Complications of pterygia include the following: o Distortion and/or reduction of central vision o Redness o Irritation o Chronic scarring of the conjunctiva and the cornea o Extensive involvement of the extraocular muscles may restrict ocular motility and contribute to diplopia. In patients who have not yet undergone surgical excision, scarring of the medial rectus muscle is the most common cause of diplopia. In patients with pterygia who have previously undergone surgical excision, scarring or disinsertion of the medial rectus muscle is the most common cause of diplopia. In patients with significantly elevated pterygia, focal drying and subsequent thinning of the adjacent cornea may rarely occur. Postoperative complications of pterygium repair can include the following: o Infection o Reaction to suture material o Diplopia o Conjunctival graft dehiscence o Corneal scarring o Rare complications may include perforation of the globe, vitreous hemorrhage, or retinal detachment. Late postoperative complications of beta radiation of pterygia can include the following: o Scleral and/or corneal thinning or ectasia can present years or even decades after treatment. o Some of these cases can be quite difficult to manage. In some cases, adjunctive use of topical mitomycin-C at and after pterygium surgery has been reported to cause similar ectasia or melting of the sclera and/or the cornea. The most common complication of pterygium surgery is postoperative recurrence. Simple surgical excision has a high recurrence rate of approximately 50-80%. The rate of recurrence has been reduced to approximately 5-15% with use of conjunctival/limbal autografts or amniotic membrane transplants at the time of excision. On rare occasion, malignant degeneration of epithelial tissue overlying an existing pterygium can occur.

Prognosis

The visual and cosmetic prognosis following excision of pterygia is good. The procedures are well tolerated by patients, and, aside from some discomfort in the first few postoperative days, most patients are able to resume full activity within 48 hours of their surgery. Those patients who develop recurrent pterygia can be retreated with repeat

surgical excision and grafting, with conjunctival/limbal autografts or amniotic membrane transplants in selected patients.

Patient Education

Patients who are at high risk of the development of pterygia because of a positive family history of pterygia or because of extended exposure to ultraviolet irradiation need to be educated in the use of ultraviolet-blocking glasses and other means of reducing ocular exposure to ultraviolet light.

Miscellaneous
Medicolegal Pitfalls

As in any surgical procedure, careful informed consent must be obtained from the patient prior to surgery.
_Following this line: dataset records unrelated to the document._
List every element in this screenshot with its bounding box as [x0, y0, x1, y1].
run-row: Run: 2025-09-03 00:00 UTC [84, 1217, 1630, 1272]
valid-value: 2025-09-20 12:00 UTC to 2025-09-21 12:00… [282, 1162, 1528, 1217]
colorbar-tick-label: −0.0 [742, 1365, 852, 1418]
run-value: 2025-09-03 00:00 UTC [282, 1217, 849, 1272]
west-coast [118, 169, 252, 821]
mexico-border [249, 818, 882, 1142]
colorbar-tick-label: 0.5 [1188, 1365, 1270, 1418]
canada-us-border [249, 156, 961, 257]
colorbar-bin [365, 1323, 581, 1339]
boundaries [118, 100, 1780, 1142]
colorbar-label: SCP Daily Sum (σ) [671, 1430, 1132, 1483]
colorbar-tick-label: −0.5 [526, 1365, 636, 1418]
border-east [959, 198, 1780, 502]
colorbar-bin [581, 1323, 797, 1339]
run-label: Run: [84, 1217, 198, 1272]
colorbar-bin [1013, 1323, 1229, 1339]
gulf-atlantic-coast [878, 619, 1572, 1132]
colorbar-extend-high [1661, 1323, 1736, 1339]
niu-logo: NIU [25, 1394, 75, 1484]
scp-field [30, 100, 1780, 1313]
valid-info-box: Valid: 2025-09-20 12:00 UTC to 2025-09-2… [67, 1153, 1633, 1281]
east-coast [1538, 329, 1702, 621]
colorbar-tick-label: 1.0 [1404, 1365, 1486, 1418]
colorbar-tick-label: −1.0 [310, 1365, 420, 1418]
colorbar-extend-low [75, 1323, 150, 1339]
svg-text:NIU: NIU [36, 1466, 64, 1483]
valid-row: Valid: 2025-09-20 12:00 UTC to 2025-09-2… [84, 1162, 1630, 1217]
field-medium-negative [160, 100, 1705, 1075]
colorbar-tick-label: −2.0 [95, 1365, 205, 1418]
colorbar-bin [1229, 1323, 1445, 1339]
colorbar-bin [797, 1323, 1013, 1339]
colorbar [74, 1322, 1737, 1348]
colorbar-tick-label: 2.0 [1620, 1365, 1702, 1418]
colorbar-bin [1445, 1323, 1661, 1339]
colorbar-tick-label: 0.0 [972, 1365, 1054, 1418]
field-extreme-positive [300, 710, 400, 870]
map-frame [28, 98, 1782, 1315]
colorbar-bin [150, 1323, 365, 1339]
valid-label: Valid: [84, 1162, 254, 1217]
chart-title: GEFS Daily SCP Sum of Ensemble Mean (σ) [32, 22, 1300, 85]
While this procedure is fairly common with a very good visual prognosis in most patients, any ocular procedure can be associated with infection, perforation of the globe, vitreous hemorrhage, endophthalmitis, retinal detachment, or diplopia. Patients should be informed that redness and irritation may persist for longer than a month postoperatively. Patients should be informed about the chance of recurrence. The surgeon should check all biopsy results after excision of pterygium to rule out the possibility of an atypical presentation of a malignancy masquerading as a benign pterygium.